700 arbres plantés, 90 nichoirs posés...

60 nichoirs à mésanges ont été posés en avril.
  30 nichoirs à chauve-souris ont été installés.

Ainsi, le domaine Michelas St Jemms a dédié un hectare à la biodiversité à proximité de sa cave (quartier des Chassis). 700 arbres et arbustes d'une trentaine d'espèces ont été plantés en décembre 2017. Cela, en partenariat avec la fédération départementale des chasseurs (FDC) de la Drôme, qui a fourni les plants et les 200 mètres cubes de paillage mis à leur pied. Ont été constituées des haies épineuses, des haies gourmandes (composées d'espèces fruitières), des haies forestières, des bandes fleuries et des bandes enherbées. Et des arbres déjà en place ont été conservés : pêchers, abricotiers, amandiers, cerisiers, chênes... En plus, 60 nichoirs à mésanges et 30 à chauve-souris ont été posés en avril, répartis sur cinq hectares.
Avec ces aménagements, « nous voulons favoriser le développement des auxiliaires présents et le retour d'espèces qui ont disparu du secteur ». Concernant ces auxiliaires, « pour l'instant, nous n'avons pas encore de retour, indique Sébastien. La FDC fait des relevés de vers de terre, d'araignées, des comptages de pollinisateurs... La chambre d'agriculture de la Drôme apporte sa collaboration dans le comptage des insectes. Par ailleurs, une apprentie en master "agriculture intégrée et enjeux environnementaux" a commencé des mesures de présence de drosophiles et cicadelles ».

 

Ni insecticides, ni herbicides

Le domaine Michelas St Jemms était déjà engagé dans la réduction des intrants.

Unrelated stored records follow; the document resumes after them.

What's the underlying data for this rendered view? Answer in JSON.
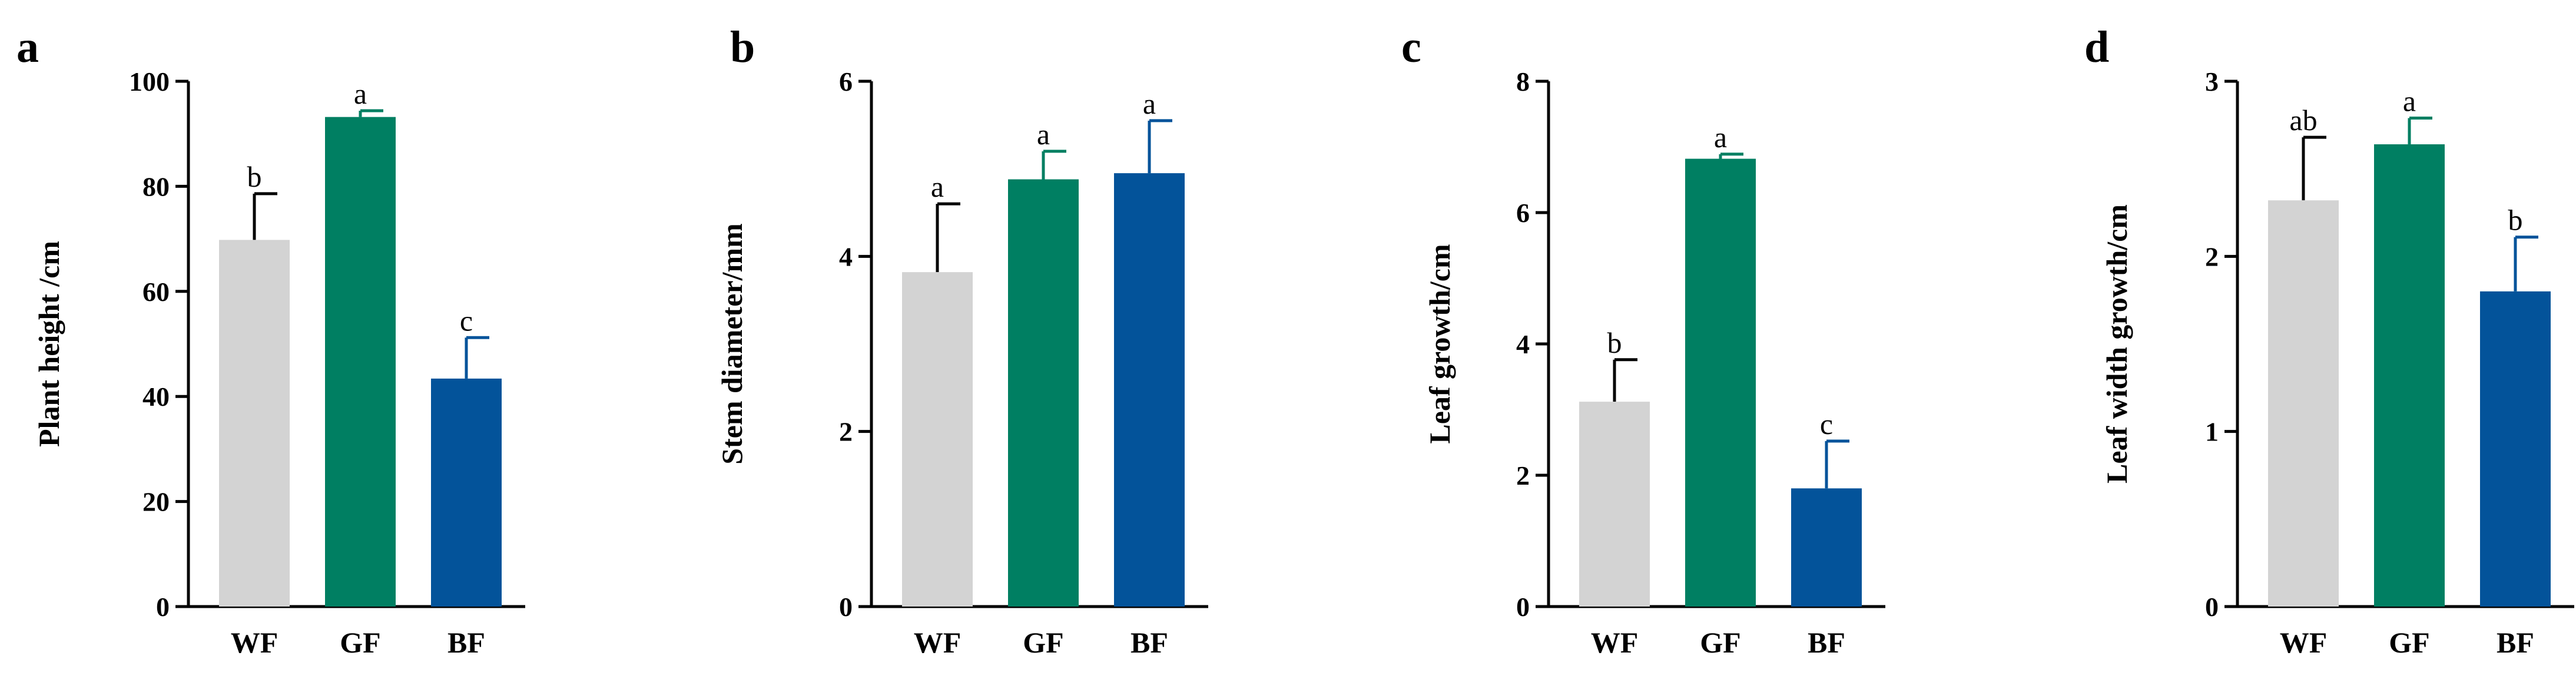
{
  "figure": {
    "categories": [
      "WF",
      "GF",
      "BF"
    ],
    "colors": {
      "WF": "#d3d3d3",
      "GF": "#007f62",
      "BF": "#03539a"
    }
  },
  "chart_data": [
    {
      "type": "bar",
      "panel": "a",
      "ylabel": "Plant height /cm",
      "categories": [
        "WF",
        "GF",
        "BF"
      ],
      "values": [
        69.8,
        93.2,
        43.4
      ],
      "errors": [
        8.8,
        1.2,
        7.8
      ],
      "significance": [
        "b",
        "a",
        "c"
      ],
      "ylim": [
        0,
        100
      ],
      "yticks": [
        0,
        20,
        40,
        60,
        80,
        100
      ]
    },
    {
      "type": "bar",
      "panel": "b",
      "ylabel": "Stem diameter/mm",
      "categories": [
        "WF",
        "GF",
        "BF"
      ],
      "values": [
        3.82,
        4.88,
        4.95
      ],
      "errors": [
        0.78,
        0.32,
        0.6
      ],
      "significance": [
        "a",
        "a",
        "a"
      ],
      "ylim": [
        0,
        6
      ],
      "yticks": [
        0,
        2,
        4,
        6
      ]
    },
    {
      "type": "bar",
      "panel": "c",
      "ylabel": "Leaf growth/cm",
      "categories": [
        "WF",
        "GF",
        "BF"
      ],
      "values": [
        3.12,
        6.82,
        1.8
      ],
      "errors": [
        0.64,
        0.07,
        0.72
      ],
      "significance": [
        "b",
        "a",
        "c"
      ],
      "ylim": [
        0,
        8
      ],
      "yticks": [
        0,
        2,
        4,
        6,
        8
      ]
    },
    {
      "type": "bar",
      "panel": "d",
      "ylabel": "Leaf width growth/cm",
      "categories": [
        "WF",
        "GF",
        "BF"
      ],
      "values": [
        2.32,
        2.64,
        1.8
      ],
      "errors": [
        0.36,
        0.15,
        0.31
      ],
      "significance": [
        "ab",
        "a",
        "b"
      ],
      "ylim": [
        0,
        3
      ],
      "yticks": [
        0,
        1,
        2,
        3
      ]
    }
  ]
}
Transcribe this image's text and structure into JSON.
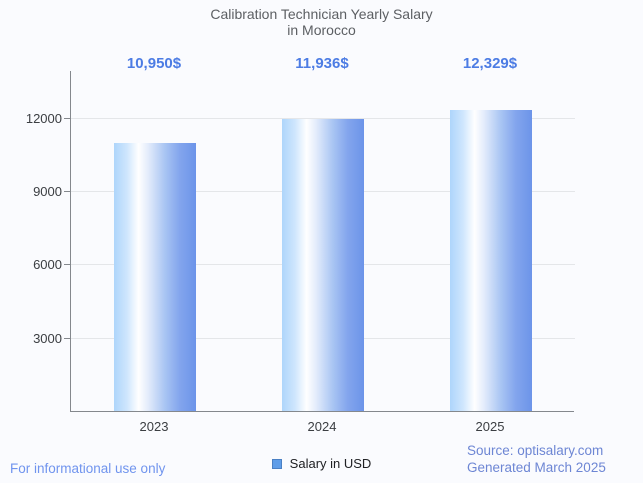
{
  "title_lines": {
    "0": "Calibration Technician Yearly Salary",
    "1": "in Morocco"
  },
  "chart_data": {
    "type": "bar",
    "title": "Calibration Technician Yearly Salary in Morocco",
    "categories": [
      "2023",
      "2024",
      "2025"
    ],
    "values": [
      10950,
      11936,
      12329
    ],
    "value_labels": [
      "10,950$",
      "11,936$",
      "12,329$"
    ],
    "series_name": "Salary in USD",
    "yticks": [
      3000,
      6000,
      9000,
      12000
    ],
    "ytick_labels": [
      "3000",
      "6000",
      "9000",
      "12000"
    ],
    "ylim": [
      0,
      13950
    ],
    "xlabel": "",
    "ylabel": "",
    "grid": true,
    "legend_position": "bottom"
  },
  "legend": {
    "label": "Salary in USD"
  },
  "footer": {
    "disclaimer": "For informational use only",
    "source_line1": "Source: optisalary.com",
    "source_line2": "Generated March 2025"
  },
  "colors": {
    "background": "#fafbfe",
    "title_text": "#5c5f63",
    "value_label_text": "#4c7ce4",
    "axis_text": "#3b3e42",
    "gridline": "#e4e6e9",
    "axis_line": "#84888d",
    "bar_gradient_left": "#aed5fb",
    "bar_gradient_mid": "#ffffff",
    "bar_gradient_right": "#6c94e9",
    "legend_swatch_fill": "#5f9de8",
    "legend_swatch_border": "#4a80c4",
    "disclaimer_text": "#7094ee",
    "source_text": "#6d86d4"
  }
}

Il a investi dans un pulvérisateur équipé de panneaux récupérateurs, « qui permettent d'économiser jusqu'à 30 % de la quantité de produits appliquée ». Contre le mildiou et l'oïdium, pour diminuer la dose de cuivre, il diffuse des essences de plantes (prêle, consoude et fougère) sur les vignes. « En 2017, année assez sèche, nous n'avons utilisé que 1,5 kilo de cuivre métal sur la saison, fait remarquer Sébastien. Et nous n'employons plus ni insecticides ni herbicides. Tout notre vignoble est désherbé mécaniquement : avec un tracteur et des lames interceps en plaine, avec un cheval de trait en coteaux ou, s'ils sont trop pentus, avec un motoculteur. » Quant à la confusion sexuelle contre eudémis et cochylis, elle est utilisée sur l'intégralité des vignes de cette exploitation.

Un volet œnotouristique

L'un des deux hôtels à insectes installés près de la cave.

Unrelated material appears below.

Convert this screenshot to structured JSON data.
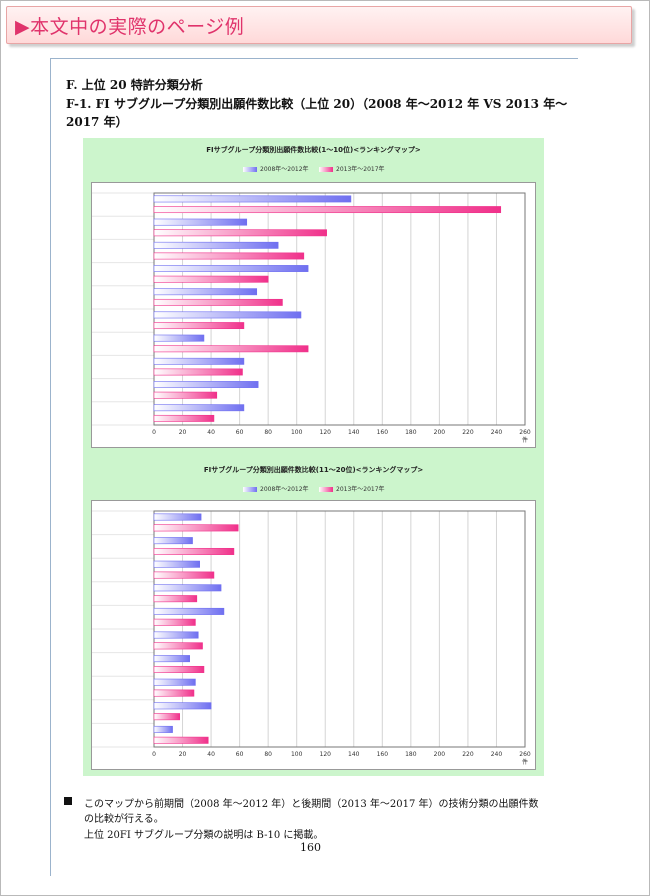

« Nous avons voulu joindre un aspect œnotouristique à notre démarche, ajoute Sébastien, pour montrer les efforts que nous faisons et expliquer à nos clients ce qu'est la biodiversité. » Nous avons pris une stagiaire pendant un mois pour concevoir des panneaux explicatifs et un quizz sur notre zone de biodiversité. » En outre, deux hôtels à insectes ont été installés près de la cave. Est encore prévu de développer le panneautage, d'aménager deux escaliers en bois pour passer d'une terrasse à l'autre et d'installer des tables de pique-nique.
Au total, le domaine Michelas St Jemms a décidé de consacrer un budget de 10 000 euros sur deux ans à cette zone test de biodiversité. « Notre objectif, annonce Sébastien, est de réimplanter d'autres zones de biodiversité sur l'exploitation. »

Annie Laurie

Le domaine Michelas St Jemms

- Exploitation créée par Robert et Yvette Michelas à Mercurol en 1961. Au départ, ils étaient viticulteurs coopérateurs, avant de devenir vignerons indépendants en 1971.
- Aujourd'hui Gaec constitué de quatre associés (leurs filles et fils) : Sylvie, Florence et Corine (toutes trois sur l'exploitation depuis 1988), rejointes par Sébastien en 2001.
- 52 hectares de vignes sur 8 communes (Larnage, Tain-l'Hermitage, Mercurol, Pont-de-l'Isère, Beaumont-Monteux, Clérieux, Saint-Jean-de-Muzols et Cornas). 42 hectares en AOC Crozes-Hermitage, 0,3 en Hermitage, 4 en Saint-Joseph, 1,8 en Cornas et 2 en vin de pays des Collines rhodanienne (à Clérieux).